The changes made also lay the groundwork to integrate BAM input and output support.
The new I/O format support is made available thanks to the Hadoop-BAM library.
The added dependency on this library entails a few things of which you need to be aware.
The properties that configured fastq and qseq input or output have changed name. Here is a full list:
Old property | Replacement |
seal.fastq-input.base-quality-encoding | seal.input.base-quality-encoding |
seal.qseq-input.base-quality-encoding | seal.input.base-quality-encoding |
seal.qseq-output.base-quality-encoding | not available |
Warning
Note that the old property names are no longer supported and Seal will not warn you if you try to use them.
You will need to make the Hadoop-BAM jars available to build Seal.
This version repackages Seal in a more conventional way and partly automates installation with PyPi. As a result, the names of all the Seal commands have changed. We now only have a single command, seal, which in turn has many subcommands.
Old name | New name |
bwa_index_to_mmap | seal bwa_index_to_mmap |
demux | seal demux |
distcp_files | seal distcp_files |
merge_alignments | seal merge_alignments |
prq | seal prq |
read_sort | seal read_sort |
recab_table | seal recab_table |
recab_table_fetch | seal recab_table_fetch |
seqal | seal seqal |
tsvsort | seal tsvsort |
version | seal version |
Also, the names of the Python packages in Seal have changed (the root was bl but is now seal). This change will not affect you unless you were using Seal modules from your own scripts or if you want remove seal—you’ll now have to remove the seal directory instead of the bl directory.

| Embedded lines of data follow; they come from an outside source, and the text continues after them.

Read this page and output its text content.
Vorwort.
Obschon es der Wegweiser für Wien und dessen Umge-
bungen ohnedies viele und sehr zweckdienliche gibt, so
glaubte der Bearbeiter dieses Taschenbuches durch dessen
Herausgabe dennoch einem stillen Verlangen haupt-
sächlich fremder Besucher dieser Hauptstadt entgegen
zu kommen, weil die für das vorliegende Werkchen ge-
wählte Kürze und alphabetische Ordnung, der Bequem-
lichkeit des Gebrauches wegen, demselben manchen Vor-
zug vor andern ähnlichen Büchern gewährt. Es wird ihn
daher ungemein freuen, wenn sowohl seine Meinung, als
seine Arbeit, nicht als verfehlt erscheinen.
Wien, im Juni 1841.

In addition, the way to run the Seal tools if you don’t install them to the system (e.g., you build Seal but don’t install it) has changed slightly. In that case, you now have to set PYTHONPATH to include the Seal build directory. This setting is not necessary if you install Seal to one of the standard system locations.
We’ve made installing Seal easier.
The Seal build process is now driven by Python distutils. You can now perform all build and installation related actions by invoking python setup.py <command>. The old Makefile is deprecated.
We’ve also put Seal on PyPi so, after you install all the dependencies and Python pip with your package manager (see the installation page), you can now install Seal with a simple command:
pip install seal
Seal now works with newer versions of Hadoop, including the Hadoop 1.x and 2.x lines.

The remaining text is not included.